Science is the authority. "Public opinion" is the authority. No one talks about the fact that all science is based on theories and that science has plenty of uncertainty to it. The authorities are nameless and unquestioned. Yet only a decade ago the authority of Scripture was ripped to shreds because we couldn't name the dude who wrote Hebrews and stuff like that. Its just funny how it all turns on its head.

Other turn arounds: Christians are (rightly) scoffed at for their witch hunts, but the tolerance police do the same thing today. The end times phenomenon seems to have finally died down and now we get it from Lloyd Mansbridge, except it isn't Jesus coming back, it is David Suzuki! TV evangelists are derided, but Michael Moore and Al Gore use their tactics and are heroes. I'm not defending TV evangelists. Nor do I care what Gore or Moore happen to be selling. I just laugh at the hypocrisy. The things Christians have been taught to be careful about are now common fare.

I was reading from a book called Reviewing Leadership today, and it said:

"The English management specialist and ethicist Stephen Pattison has argued provocatively that much so-called secular thinking and writing about management displays a sort of utopian religious faith.... ideas about leadership, though rarely linked specifically with faith, are often supported by assumptions and beliefs that spring from a particular worldview and that these are permeated by quasi-religious and at times religious factors."

"Many theorists and consultants are primarily selling 'faith, hope, and meaning'."

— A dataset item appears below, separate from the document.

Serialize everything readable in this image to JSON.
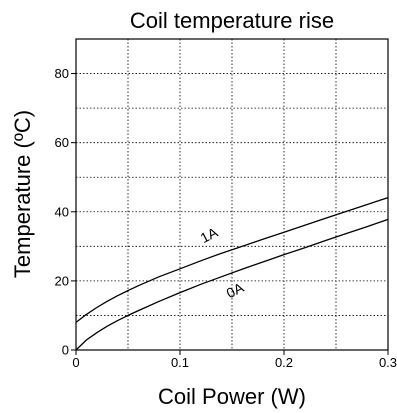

That's fine. But I just wish the media would stop pretending to be neutral, stop using the word truth only when it helps them (and deriding it the rest of the time), and start admitting that everyone is operating from a faith, admit that everyone who says anything is at least suggesting it is true, and admit no one is neutral.

Then maybe we could talk about and evaluate issues such as faith, hope, and meaning instead of mud slinging and all that. All of us need to learn to do this. In the church and out. Just don't tell me that Christians are the intolerant ones, and that the religious are the mindless ones, and so on and so on.

2 comments:

Tony Tanti said...

Agreed Jon. Religion has been replaced in Canada by things like environmentalism and health care.

Like you I don't disagree with those things but I resent the fact that we can't openly talk about them. You'll get "burned at the stake" for disagreeing with the accusation that human caused CO2 is the main cause of global warming. There are very few people having reasonable discussions about this and other issues because as you rightly point out, they have become religions in their own right and unfortunately the publics line of defense against misinformation is our media.

Jon Coutts said...

"we can't openly talk about them".... You'll get "burned at the stake" for disagreeing with the accusation that human caused CO2 is the main cause of global warming. There are very few people having reasonable discussions about this and other issues because as you rightly point out, they have become religions in their own right and unfortunately the publics line of defense against misinformation is our media."

wow, well said. that's what i was trying to say.